The Story

 I’ve never had a lot of friends or really clicked with anyone. I’ve always been awkward, shy, and highly avoidant and suspicious of people. I remember feeling so weird about life in seventh grade. But i couldn’t put my finger on what was wrong, and figured it was just some childhood angst and one day I’d find my place. 

I also remember the moment in ninth grade when I built my mask. My teacher casually stopped and asked how I was. I made the mistake of telling the truth, and rambled for a little bit, and then could tell by her face she wanted nothing to do with it. I realized most people don’t want to know you, or care about you, or want the truth. At the time, my thought was everyone else had a happy life, so caring beyond that was hard. Why bother, when things are perfect for you? Now, I think maybe people want to blend in. Or maybe I am still the odd one out and I just dwell on things too long. But that day, I put on my normal person mask and hid from the world. I could stab myself in the leg in the bathroom and come out with a smile and nod to my teacher and polite hellos. I was the quiet studious student who would probably go far academically. I did go far academically, and I have a great job, and I’m grateful. 

But as the mask was born, my inner turmoil only worsened and my poker face got better. I would tell my mom and my doctor something was wrong with me for years and no one would believe me. So I shoved my worries to the back of my mind. Nothing was wrong with me. Except that I was just wrong. I couldnt keep up on a social level. I graduated a year early, thinking I could get away from everyone and start over at school where no one knew me. I wasn’t the frail scared girl to bully and shove in lockers. To throw food at in the cafeteria. To stomp on her art portfolio in the hall. I could be someone new. With friends. But i can’t change me, and I felt no better. In fact, my self mutilation got worse. I began to have panic attacks and paranoia about being followed. I would hide in my room for days and not come out. My academics took a flip, and I struggled my way through. I didn’t care anymore. If I couldn’t change, what was the point of doing any of it.

I had my first suicide attempt. It was poorly thought out. I drank a bottle of nyquil and ate whatever over the counter pills I had, and ended up just throwing up and feeling awful for awhile. And lived on. I tried to date some people, but I was always distant and it caused so many issues. Even when I do care, I don’t know how to take off my mask and show it.

I joined a sorority, trying to force myself into friendships and somehow make myself  feel less empty. These people only made me more unhappy. 

Honestly college became a big miserable blur of failure at this point. 

The next memorable event happened when I said some goodbyes, shut off my phone, and left in the middle of winter. I was going to jump off a parking garage. I had researched how many floors you needed to possibly die, how to try and plant your body for maximum impact. I was ready. I walked out with a pack of cigarettes and watched everyone for one last time. But i noticed more police on campus than usual, and started to fret about being seen. I hid and ran around campus for a long time until they found me. I was immediately dropped into an ambulance and taken to an er where I spent the next few days. I just remember sleeping. I tried to talk my way out of being admitted but they saw through me. 

So I spent some time in a psych ward. It was more like the movies than I expected. I learned about how bad I could get if I continued the way I was. When you want to jump off a parking garage, you don’t think it can get much worse. But being there, I saw it could. It was just a sentence I had to serve until I could get out and put some semblance of a human back together, graduate, and try to start over yet again. 

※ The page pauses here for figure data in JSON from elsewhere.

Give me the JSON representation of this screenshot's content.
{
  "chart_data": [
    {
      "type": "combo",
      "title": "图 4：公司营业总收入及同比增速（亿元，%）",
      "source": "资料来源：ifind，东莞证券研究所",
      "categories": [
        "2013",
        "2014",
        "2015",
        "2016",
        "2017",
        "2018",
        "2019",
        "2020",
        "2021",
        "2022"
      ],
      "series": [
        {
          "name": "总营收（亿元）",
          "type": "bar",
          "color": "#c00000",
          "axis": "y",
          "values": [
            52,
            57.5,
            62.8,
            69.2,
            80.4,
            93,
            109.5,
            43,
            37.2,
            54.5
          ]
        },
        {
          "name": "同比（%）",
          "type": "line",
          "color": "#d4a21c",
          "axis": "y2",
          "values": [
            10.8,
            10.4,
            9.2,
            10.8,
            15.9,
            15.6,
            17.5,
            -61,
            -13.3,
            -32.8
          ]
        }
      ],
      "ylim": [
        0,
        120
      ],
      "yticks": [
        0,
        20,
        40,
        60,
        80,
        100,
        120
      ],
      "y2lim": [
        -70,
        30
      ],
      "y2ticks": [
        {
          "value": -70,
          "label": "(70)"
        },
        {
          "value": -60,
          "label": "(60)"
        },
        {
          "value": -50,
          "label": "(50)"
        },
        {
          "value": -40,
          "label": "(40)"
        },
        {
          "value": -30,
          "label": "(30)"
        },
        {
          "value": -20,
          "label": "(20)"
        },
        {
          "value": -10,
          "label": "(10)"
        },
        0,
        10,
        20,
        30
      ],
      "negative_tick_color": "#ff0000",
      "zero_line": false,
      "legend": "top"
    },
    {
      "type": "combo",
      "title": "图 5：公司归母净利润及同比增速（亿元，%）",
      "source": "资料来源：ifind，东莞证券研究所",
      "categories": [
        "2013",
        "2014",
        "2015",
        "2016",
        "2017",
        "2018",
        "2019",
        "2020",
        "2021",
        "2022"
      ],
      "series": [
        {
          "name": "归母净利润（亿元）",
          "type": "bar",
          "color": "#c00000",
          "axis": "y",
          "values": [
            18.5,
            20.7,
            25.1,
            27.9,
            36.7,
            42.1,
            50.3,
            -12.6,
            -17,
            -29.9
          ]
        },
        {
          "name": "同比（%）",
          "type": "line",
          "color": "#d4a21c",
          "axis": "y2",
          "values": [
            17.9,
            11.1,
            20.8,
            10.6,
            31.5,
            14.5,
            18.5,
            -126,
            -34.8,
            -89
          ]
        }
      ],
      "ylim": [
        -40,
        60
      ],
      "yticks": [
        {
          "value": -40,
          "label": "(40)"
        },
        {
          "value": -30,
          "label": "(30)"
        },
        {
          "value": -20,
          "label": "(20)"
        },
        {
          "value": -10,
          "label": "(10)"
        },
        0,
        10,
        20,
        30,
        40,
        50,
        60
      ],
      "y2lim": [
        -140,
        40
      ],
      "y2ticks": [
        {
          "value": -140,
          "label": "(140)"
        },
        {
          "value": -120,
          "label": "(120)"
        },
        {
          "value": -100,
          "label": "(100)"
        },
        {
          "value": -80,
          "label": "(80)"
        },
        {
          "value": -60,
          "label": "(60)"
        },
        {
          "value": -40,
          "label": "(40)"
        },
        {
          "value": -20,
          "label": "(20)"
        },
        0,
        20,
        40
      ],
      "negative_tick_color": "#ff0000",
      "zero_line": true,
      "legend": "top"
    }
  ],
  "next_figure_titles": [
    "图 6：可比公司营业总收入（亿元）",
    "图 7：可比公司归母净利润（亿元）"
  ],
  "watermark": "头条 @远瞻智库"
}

And here I am. Graduated. And trying to find my way, feel a little less empty, less lonely, and maybe make a friend. Or get a hobby. So far my hobby is crazy cat lady and trying to keep a schizophrenic herding dog occupied. Go me

3 thoughts on “The Story”

  1. I could lie and say that you’re wrong about how people are. Sure, not everyone is living happy, fulfilled lives. But I feel like most are. Maybe you have identity issues, maybe you dont. You’re still so young so I don’t expect you to have it all figured out. My suggestion: travel the world, and travel it alone. Consider it a journey of self reflection. Even if you don’t enjoy the environment you’re in, chances are there is a place in the world for you to feel fully alive. Do everything in your power to find it.

  2. Thank you for the advice. I would love to travel. Right now, I feel like I am just some bipolar girl. But that doesn’t make me. I just want to be Sandy. Except I have spent so much of life either trying to destroy it, or trying to scrape by, that right now I feel like it is defining me. I want to start enjoying my life instead and make my struggles a background picture. I always feel I don’t belong and have this urge to run. It results in many hour road trips to go nowhere. It would be amazing if I find a place where I can be without having to run or hide.